Others are skeptical by nature, and even if they saw the photos they would speculate and imagine conspiracies. An example is the Iranian administration, which in its propaganda hymn equally denies the documented Jewish holocaust and claims bin Laden died a long time ago, the victim of his failing health, despite confirmation of the Navy SEAL attack by survivors in the Abbottabad fortress.
This isn't the first time Obama is targeted by controversy unleashed by images. A few days before Operation Geronimo, on national television, he held up a birth certificate, demonstrating that he is not a foreigner. And early in his mandate, he prevented at all costs the Justice Department from forcing the Pentagon to release photographs of U.S. guards torturing prisoners in Iraq and Afghanistan.
At that time, now and throughout the scandal that led to the leaking of documents about the war and the diplomatic cables through WikiLeaks, Obama and the military argued that divulging the material would jeopardize the safety of troops and encourage al-Qaida to recruit more terrorists, neither of which has happened nor has been demonstrated.
If authorities are allowed to decide what the public should or shouldn't see or know, there's a risk of feeding paternalistic attitudes that will only worsen with time, for government has a natural tendency to classify, censor and protect national security at the expense of freedom of expression.
So it is healthy that the Associated Press news agency has filed a request — relying on the Freedom of Information Act — for Obama to disclose the photographs. The images of the corpse and its burial in the Arabian Sea have intrinsic news and public interest value, given that this was the most dangerous person on the planet, pursued without success for a decade by the world's greatest power.
Ultimately, the decision not to disclose something morbid because of delicacy, delivering it in droplets instead, has an opposite and more sensational effect, considering that the collective imagination of the unknown fans more legends, martyrs and conjecture than could any set of scandalous photographs. And it was fanned by the detailed explanations of the legislators who this week had access to the photos; the video released without audio, showing bin Laden focused on improving his image and skills; and the content of his personal diary, which revealed his speculations on the impact of future attacks on Washington, Los Angeles and Chicago.
The most evocative picture of the May 1 operation was the one divulged by the White House on Sunday, in the belief that it would safely confirm the facts.

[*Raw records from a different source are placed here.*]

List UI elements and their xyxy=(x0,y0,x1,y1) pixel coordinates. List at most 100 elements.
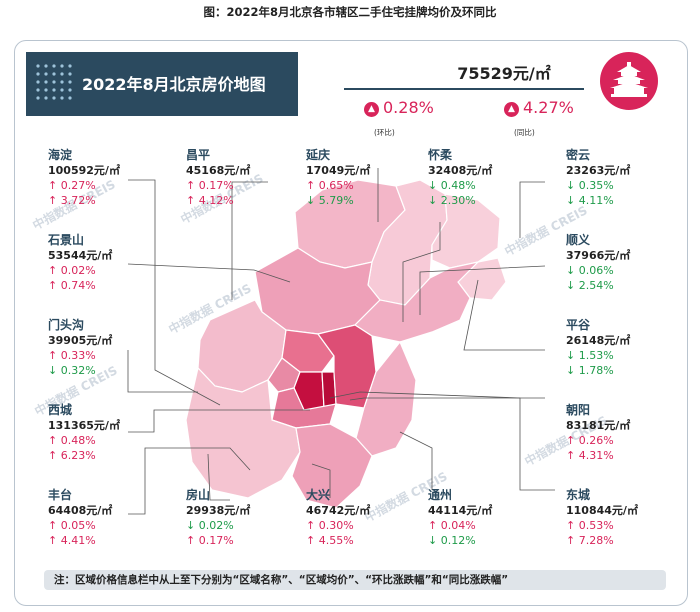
leader-line xyxy=(399,431,433,490)
district-average: 37966元/㎡ xyxy=(566,249,631,262)
district-mom: ↓ 0.35% xyxy=(566,179,614,192)
district-yoy: ↑ 6.23% xyxy=(48,449,96,462)
district-average: 53544元/㎡ xyxy=(48,249,113,262)
region-daxing xyxy=(291,423,373,509)
up-triangle-icon: ▲ xyxy=(364,102,379,117)
district-fengtai: 丰台 64408元/㎡ ↑ 0.05% ↑ 4.41% xyxy=(48,488,112,548)
district-mom: ↑ 0.53% xyxy=(566,519,614,532)
district-name: 东城 xyxy=(566,488,591,502)
district-average: 110844元/㎡ xyxy=(566,504,638,517)
temple-of-heaven-logo xyxy=(600,52,658,110)
map-title: 2022年8月北京房价地图 xyxy=(82,75,266,94)
district-name: 通州 xyxy=(428,488,453,502)
temple-icon xyxy=(610,62,648,97)
district-shunyi: 顺义 37966元/㎡ ↓ 0.06% ↓ 2.54% xyxy=(566,233,630,293)
district-mom: ↑ 0.05% xyxy=(48,519,96,532)
leader-line xyxy=(463,279,545,351)
district-yoy: ↑ 3.72% xyxy=(48,194,96,207)
district-average: 46742元/㎡ xyxy=(306,504,371,517)
district-mom: ↑ 0.02% xyxy=(48,264,96,277)
district-average: 100592元/㎡ xyxy=(48,164,120,177)
dot-pattern-icon xyxy=(36,64,72,100)
mom-label: (环比) xyxy=(374,128,395,137)
yoy-label: (同比) xyxy=(514,128,535,137)
leader-line xyxy=(349,397,545,401)
district-tongzhou: 通州 44114元/㎡ ↑ 0.04% ↓ 0.12% xyxy=(428,488,492,548)
district-name: 平谷 xyxy=(566,318,591,332)
district-mom: ↑ 0.30% xyxy=(306,519,354,532)
overall-mom-change: ▲ 0.28% xyxy=(364,98,434,117)
leader-line xyxy=(419,265,546,315)
district-changping: 昌平 45168元/㎡ ↑ 0.17% ↑ 4.12% xyxy=(186,148,250,208)
district-name: 大兴 xyxy=(306,488,331,502)
district-haidian: 海淀 100592元/㎡ ↑ 0.27% ↑ 3.72% xyxy=(48,148,120,208)
district-name: 房山 xyxy=(186,488,211,502)
district-name: 怀柔 xyxy=(428,148,453,162)
title-banner xyxy=(26,52,298,116)
figure-caption: 图：2022年8月北京各市辖区二手住宅挂牌均价及环同比 xyxy=(203,5,497,19)
district-name: 石景山 xyxy=(48,233,85,247)
district-mom: ↑ 0.17% xyxy=(186,179,234,192)
district-mom: ↑ 0.27% xyxy=(48,179,96,192)
district-mom: ↑ 0.26% xyxy=(566,434,614,447)
district-name: 顺义 xyxy=(566,233,591,247)
leader-line xyxy=(128,409,310,433)
district-yoy: ↑ 0.17% xyxy=(186,534,234,547)
district-average: 32408元/㎡ xyxy=(428,164,493,177)
district-average: 45168元/㎡ xyxy=(186,164,251,177)
district-mom: ↓ 0.02% xyxy=(186,519,234,532)
district-mom: ↓ 0.48% xyxy=(428,179,476,192)
district-yanqing: 延庆 17049元/㎡ ↑ 0.65% ↓ 5.79% xyxy=(306,148,370,208)
district-yoy: ↑ 4.31% xyxy=(566,449,614,462)
district-mom: ↑ 0.04% xyxy=(428,519,476,532)
district-daxing: 大兴 46742元/㎡ ↑ 0.30% ↑ 4.55% xyxy=(306,488,370,548)
district-name: 西城 xyxy=(48,403,73,417)
district-yoy: ↑ 4.41% xyxy=(48,534,96,547)
district-average: 23263元/㎡ xyxy=(566,164,631,177)
district-fangshan: 房山 29938元/㎡ ↓ 0.02% ↑ 0.17% xyxy=(186,488,250,548)
district-average: 44114元/㎡ xyxy=(428,504,493,517)
district-name: 海淀 xyxy=(48,148,73,162)
district-yoy: ↑ 0.74% xyxy=(48,279,96,292)
district-chaoyang: 朝阳 83181元/㎡ ↑ 0.26% ↑ 4.31% xyxy=(566,403,630,463)
overall-yoy-change: ▲ 4.27% xyxy=(504,98,574,117)
leader-line xyxy=(402,222,441,322)
leader-line xyxy=(127,263,291,283)
district-yoy: ↑ 4.55% xyxy=(306,534,354,547)
district-yoy: ↓ 2.30% xyxy=(428,194,476,207)
district-average: 83181元/㎡ xyxy=(566,419,631,432)
district-mom: ↑ 0.33% xyxy=(48,349,96,362)
district-average: 131365元/㎡ xyxy=(48,419,120,432)
district-yoy: ↓ 5.79% xyxy=(306,194,354,207)
district-average: 39905元/㎡ xyxy=(48,334,113,347)
leader-line xyxy=(128,179,221,406)
leader-line xyxy=(311,463,331,498)
district-mom: ↓ 1.53% xyxy=(566,349,614,362)
district-xicheng: 西城 131365元/㎡ ↑ 0.48% ↑ 6.23% xyxy=(48,403,120,463)
district-yoy: ↓ 4.11% xyxy=(566,194,614,207)
district-mom: ↑ 0.48% xyxy=(48,434,96,447)
leader-line xyxy=(329,391,555,491)
district-average: 26148元/㎡ xyxy=(566,334,631,347)
district-name: 门头沟 xyxy=(48,318,85,332)
district-yoy: ↓ 0.12% xyxy=(428,534,476,547)
leader-line xyxy=(128,447,251,515)
district-name: 延庆 xyxy=(306,148,331,162)
district-name: 朝阳 xyxy=(566,403,591,417)
district-miyun: 密云 23263元/㎡ ↓ 0.35% ↓ 4.11% xyxy=(566,148,630,208)
district-yoy: ↓ 0.32% xyxy=(48,364,96,377)
district-yoy: ↓ 1.78% xyxy=(566,364,614,377)
summary-divider xyxy=(344,88,584,90)
district-yoy: ↑ 7.28% xyxy=(566,534,614,547)
leader-line xyxy=(207,453,230,501)
district-huairou: 怀柔 32408元/㎡ ↓ 0.48% ↓ 2.30% xyxy=(428,148,492,208)
leader-line xyxy=(519,181,545,238)
leader-line xyxy=(127,350,198,393)
district-shijingshan: 石景山 53544元/㎡ ↑ 0.02% ↑ 0.74% xyxy=(48,233,112,293)
district-mentougou: 门头沟 39905元/㎡ ↑ 0.33% ↓ 0.32% xyxy=(48,318,112,378)
district-mom: ↓ 0.06% xyxy=(566,264,614,277)
district-name: 丰台 xyxy=(48,488,73,502)
district-name: 密云 xyxy=(566,148,591,162)
district-yoy: ↑ 4.12% xyxy=(186,194,234,207)
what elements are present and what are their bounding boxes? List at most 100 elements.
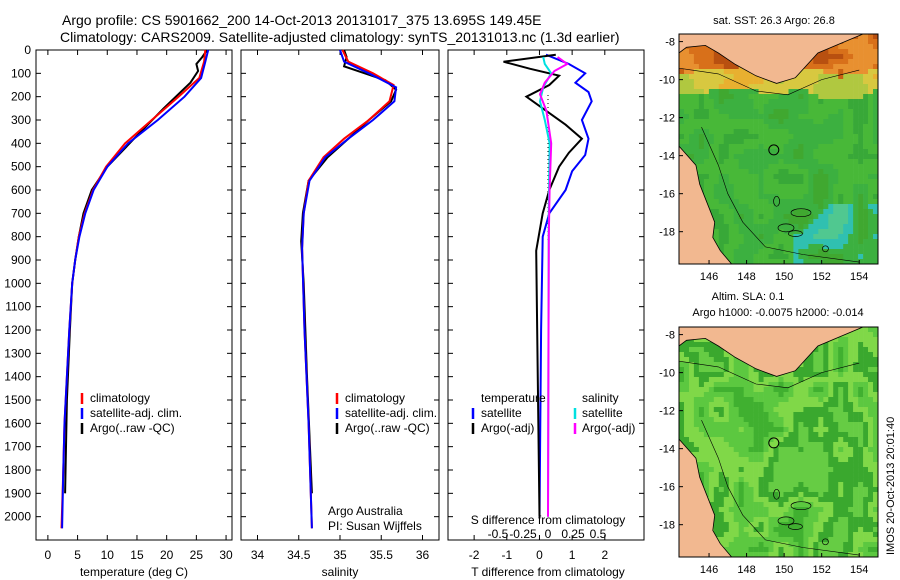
map-cell — [703, 392, 710, 398]
y-tick-label: 2000 — [4, 510, 31, 524]
map-cell — [833, 79, 839, 85]
map-cell — [743, 462, 749, 468]
map-cell — [684, 362, 690, 368]
map-cell — [868, 492, 874, 498]
map-cell — [873, 139, 879, 145]
map-cell — [708, 84, 715, 90]
map-cell — [838, 179, 844, 185]
map-cell — [843, 139, 849, 145]
map-cell — [798, 94, 804, 100]
map-cell — [713, 432, 720, 438]
map-cell — [838, 392, 844, 398]
map-cell — [733, 392, 739, 398]
map-cell — [808, 239, 814, 245]
map-cell — [723, 372, 730, 378]
map-cell — [823, 492, 829, 498]
map-cell — [738, 367, 744, 373]
map-cell — [833, 442, 839, 448]
map-cell — [868, 34, 874, 40]
map-cell — [858, 432, 864, 438]
map-cell — [708, 79, 715, 85]
map-cell — [753, 407, 759, 413]
map-cell — [823, 259, 829, 265]
map-cell — [863, 482, 869, 488]
map-cell — [813, 124, 819, 130]
map-cell — [833, 189, 839, 195]
map-cell — [743, 104, 749, 110]
map-cell — [813, 427, 819, 433]
map-cell — [684, 377, 690, 383]
map-cell — [778, 114, 784, 120]
map-cell — [863, 194, 869, 200]
map-cell — [793, 412, 799, 418]
map-cell — [868, 337, 874, 343]
map-cell — [763, 377, 769, 383]
map-cell — [863, 492, 869, 498]
map-cell — [793, 417, 799, 423]
top-tick-label: 0.25 — [561, 527, 585, 541]
map-cell — [698, 114, 705, 120]
map-cell — [808, 492, 814, 498]
map-cell — [703, 417, 710, 423]
map-cell — [793, 457, 799, 463]
map-cell — [728, 467, 735, 473]
map-cell — [783, 417, 789, 423]
map-cell — [793, 199, 799, 205]
map-cell — [873, 337, 879, 343]
map-cell — [689, 402, 695, 408]
map-cell — [783, 447, 789, 453]
map-cell — [838, 517, 844, 523]
map-cell — [863, 547, 869, 553]
map-cell — [858, 532, 864, 538]
map-cell — [833, 542, 839, 548]
map-cell — [818, 537, 824, 543]
map-cell — [758, 467, 764, 473]
map-cell — [723, 362, 730, 368]
map-cell — [853, 79, 859, 85]
map-cell — [698, 387, 705, 393]
map-cell — [763, 119, 769, 125]
map-cell — [853, 522, 859, 528]
map-cell — [873, 547, 879, 553]
map-cell — [863, 402, 869, 408]
map-cell — [793, 194, 799, 200]
map-cell — [684, 144, 690, 150]
map-cell — [873, 159, 879, 165]
map-cell — [723, 184, 730, 190]
map-cell — [808, 357, 814, 363]
map-cell — [748, 532, 754, 538]
map-cell — [803, 547, 809, 553]
map-cell — [803, 94, 809, 100]
map-cell — [848, 199, 854, 205]
map-cell — [848, 184, 854, 190]
map-cell — [738, 547, 744, 553]
map-cell — [858, 527, 864, 533]
map-cell — [679, 392, 685, 398]
map-cell — [818, 407, 824, 413]
map-cell — [698, 89, 705, 95]
map-cell — [763, 417, 769, 423]
map-cell — [743, 522, 749, 528]
reef-outline — [790, 501, 812, 511]
map-cell — [873, 214, 879, 220]
map-cell — [753, 512, 759, 518]
map-cell — [788, 512, 794, 518]
map-cell — [753, 219, 759, 225]
map-cell — [803, 402, 809, 408]
map-cell — [733, 532, 739, 538]
map-cell — [843, 179, 849, 185]
map-cell — [783, 104, 789, 110]
map-cell — [693, 124, 700, 130]
map-cell — [698, 337, 705, 343]
map-cell — [868, 452, 874, 458]
map-cell — [818, 99, 824, 105]
map-cell — [778, 517, 784, 523]
map-cell — [818, 84, 824, 90]
map-cell — [813, 134, 819, 140]
map-cell — [833, 154, 839, 160]
map-cell — [813, 189, 819, 195]
map-cell — [718, 487, 725, 493]
map-cell — [684, 427, 690, 433]
map-cell — [708, 194, 715, 200]
map-cell — [833, 367, 839, 373]
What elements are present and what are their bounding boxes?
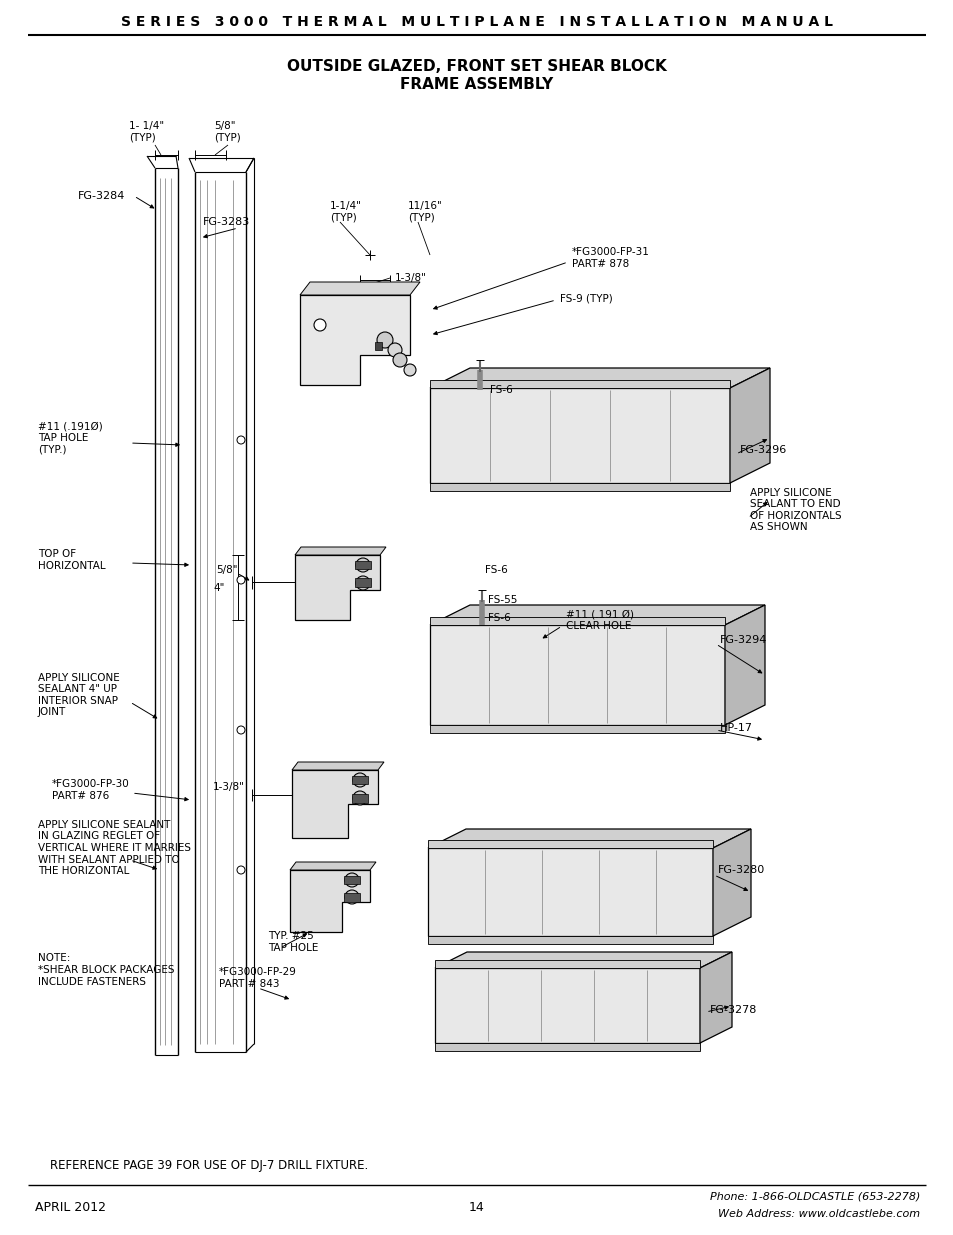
Text: TYP. #25
TAP HOLE: TYP. #25 TAP HOLE — [268, 931, 318, 952]
Text: FG-3278: FG-3278 — [709, 1005, 757, 1015]
Text: FG-3296: FG-3296 — [740, 445, 786, 454]
Polygon shape — [294, 547, 386, 555]
Text: FG-3280: FG-3280 — [718, 864, 764, 876]
Polygon shape — [435, 960, 700, 968]
Polygon shape — [299, 282, 419, 295]
Text: HP-17: HP-17 — [720, 722, 752, 734]
Circle shape — [236, 436, 245, 445]
Circle shape — [345, 890, 358, 904]
Circle shape — [345, 873, 358, 887]
Text: Web Address: www.oldcastlebe.com: Web Address: www.oldcastlebe.com — [717, 1209, 919, 1219]
Text: #11 (.191 Ø)
CLEAR HOLE: #11 (.191 Ø) CLEAR HOLE — [565, 609, 634, 631]
Text: 1-3/8": 1-3/8" — [395, 273, 426, 283]
Text: FS-6: FS-6 — [490, 385, 512, 395]
Text: TOP OF
HORIZONTAL: TOP OF HORIZONTAL — [38, 550, 106, 571]
Polygon shape — [352, 794, 368, 803]
Text: FG-3294: FG-3294 — [720, 635, 766, 645]
Text: APPLY SILICONE
SEALANT TO END
OF HORIZONTALS
AS SHOWN: APPLY SILICONE SEALANT TO END OF HORIZON… — [749, 488, 841, 532]
Polygon shape — [428, 936, 712, 944]
Text: NOTE:
*SHEAR BLOCK PACKAGES
INCLUDE FASTENERS: NOTE: *SHEAR BLOCK PACKAGES INCLUDE FAST… — [38, 953, 174, 987]
Polygon shape — [428, 840, 712, 848]
Polygon shape — [355, 578, 371, 587]
Polygon shape — [430, 388, 729, 483]
Text: APPLY SILICONE
SEALANT 4" UP
INTERIOR SNAP
JOINT: APPLY SILICONE SEALANT 4" UP INTERIOR SN… — [38, 673, 120, 718]
Polygon shape — [430, 380, 729, 388]
Text: #11 (.191Ø)
TAP HOLE
(TYP.): #11 (.191Ø) TAP HOLE (TYP.) — [38, 421, 103, 454]
Text: FG-3284: FG-3284 — [78, 191, 125, 201]
Polygon shape — [712, 829, 750, 936]
Text: S E R I E S   3 0 0 0   T H E R M A L   M U L T I P L A N E   I N S T A L L A T : S E R I E S 3 0 0 0 T H E R M A L M U L … — [121, 15, 832, 28]
Polygon shape — [290, 869, 370, 932]
Circle shape — [376, 332, 393, 348]
Text: FS-6: FS-6 — [488, 613, 510, 622]
Circle shape — [403, 364, 416, 375]
Circle shape — [353, 773, 367, 787]
Text: FS-9 (TYP): FS-9 (TYP) — [559, 293, 612, 303]
Polygon shape — [430, 368, 769, 388]
Polygon shape — [430, 483, 729, 492]
Polygon shape — [729, 368, 769, 483]
Text: 5/8"
(TYP): 5/8" (TYP) — [214, 121, 241, 143]
Text: Phone: 1-866-OLDCASTLE (653-2278): Phone: 1-866-OLDCASTLE (653-2278) — [709, 1192, 919, 1202]
Polygon shape — [290, 862, 375, 869]
Circle shape — [236, 726, 245, 734]
Circle shape — [355, 576, 370, 590]
Circle shape — [353, 790, 367, 805]
Polygon shape — [352, 776, 368, 784]
Polygon shape — [292, 762, 384, 769]
Polygon shape — [435, 952, 731, 968]
Polygon shape — [428, 848, 712, 936]
Text: APPLY SILICONE SEALANT
IN GLAZING REGLET OF
VERTICAL WHERE IT MARRIES
WITH SEALA: APPLY SILICONE SEALANT IN GLAZING REGLET… — [38, 820, 191, 876]
Text: *FG3000-FP-29
PART # 843: *FG3000-FP-29 PART # 843 — [219, 967, 296, 989]
Text: *FG3000-FP-31
PART# 878: *FG3000-FP-31 PART# 878 — [572, 247, 649, 269]
Polygon shape — [430, 605, 764, 625]
Polygon shape — [435, 968, 700, 1044]
Text: 1-1/4"
(TYP): 1-1/4" (TYP) — [330, 201, 361, 222]
Text: OUTSIDE GLAZED, FRONT SET SHEAR BLOCK: OUTSIDE GLAZED, FRONT SET SHEAR BLOCK — [287, 58, 666, 74]
Text: 1- 1/4"
(TYP): 1- 1/4" (TYP) — [130, 121, 164, 143]
Text: 11/16"
(TYP): 11/16" (TYP) — [408, 201, 442, 222]
Polygon shape — [344, 893, 359, 902]
Text: 1-3/8": 1-3/8" — [213, 782, 245, 792]
Polygon shape — [700, 952, 731, 1044]
Text: *FG3000-FP-30
PART# 876: *FG3000-FP-30 PART# 876 — [52, 779, 130, 800]
Text: FG-3283: FG-3283 — [203, 217, 250, 227]
Polygon shape — [294, 555, 379, 620]
Text: 5/8": 5/8" — [216, 564, 237, 576]
Polygon shape — [430, 618, 724, 625]
Text: APRIL 2012: APRIL 2012 — [35, 1202, 106, 1214]
Polygon shape — [435, 1044, 700, 1051]
Circle shape — [236, 866, 245, 874]
Text: 4": 4" — [213, 583, 225, 593]
Polygon shape — [430, 725, 724, 734]
Polygon shape — [355, 561, 371, 569]
Circle shape — [355, 558, 370, 572]
Polygon shape — [428, 829, 750, 848]
Text: FS-55: FS-55 — [488, 595, 517, 605]
Text: REFERENCE PAGE 39 FOR USE OF DJ-7 DRILL FIXTURE.: REFERENCE PAGE 39 FOR USE OF DJ-7 DRILL … — [50, 1160, 368, 1172]
Text: 14: 14 — [469, 1202, 484, 1214]
Polygon shape — [724, 605, 764, 725]
Polygon shape — [344, 876, 359, 884]
Polygon shape — [299, 295, 410, 385]
Circle shape — [314, 319, 326, 331]
Text: FRAME ASSEMBLY: FRAME ASSEMBLY — [400, 77, 553, 91]
Circle shape — [236, 576, 245, 584]
Polygon shape — [430, 625, 724, 725]
Polygon shape — [292, 769, 377, 839]
Circle shape — [388, 343, 401, 357]
Polygon shape — [375, 342, 381, 350]
Circle shape — [393, 353, 407, 367]
Text: FS-6: FS-6 — [484, 564, 507, 576]
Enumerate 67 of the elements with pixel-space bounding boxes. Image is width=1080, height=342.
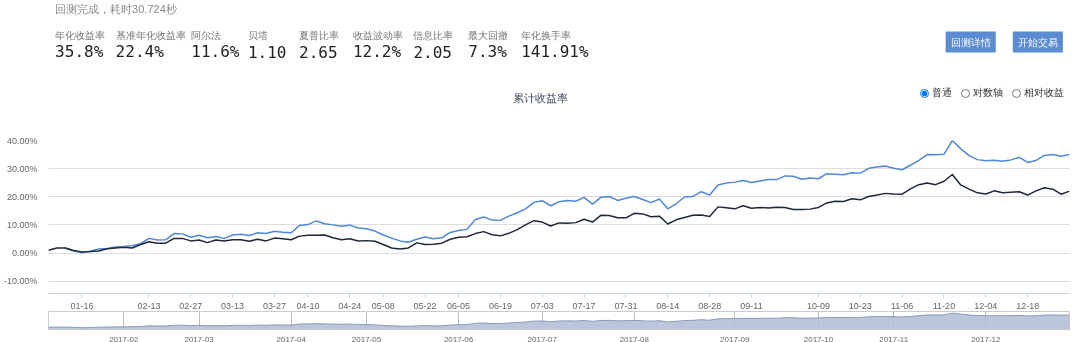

It shows Obama, Hillary Clinton and the National Security staff stunned as they watched live images of the operation. To me, this is nothing less than the equivalent of watching fans celebrate a touchdown in a football game.
The Obama administration must walk its talk: It must be more transparent. This self-inflicted ethical disquisition exceeds its mandate and degrades public confidence. Its obligation is to be open and to conform to the truth, whether it hurts or is indecent.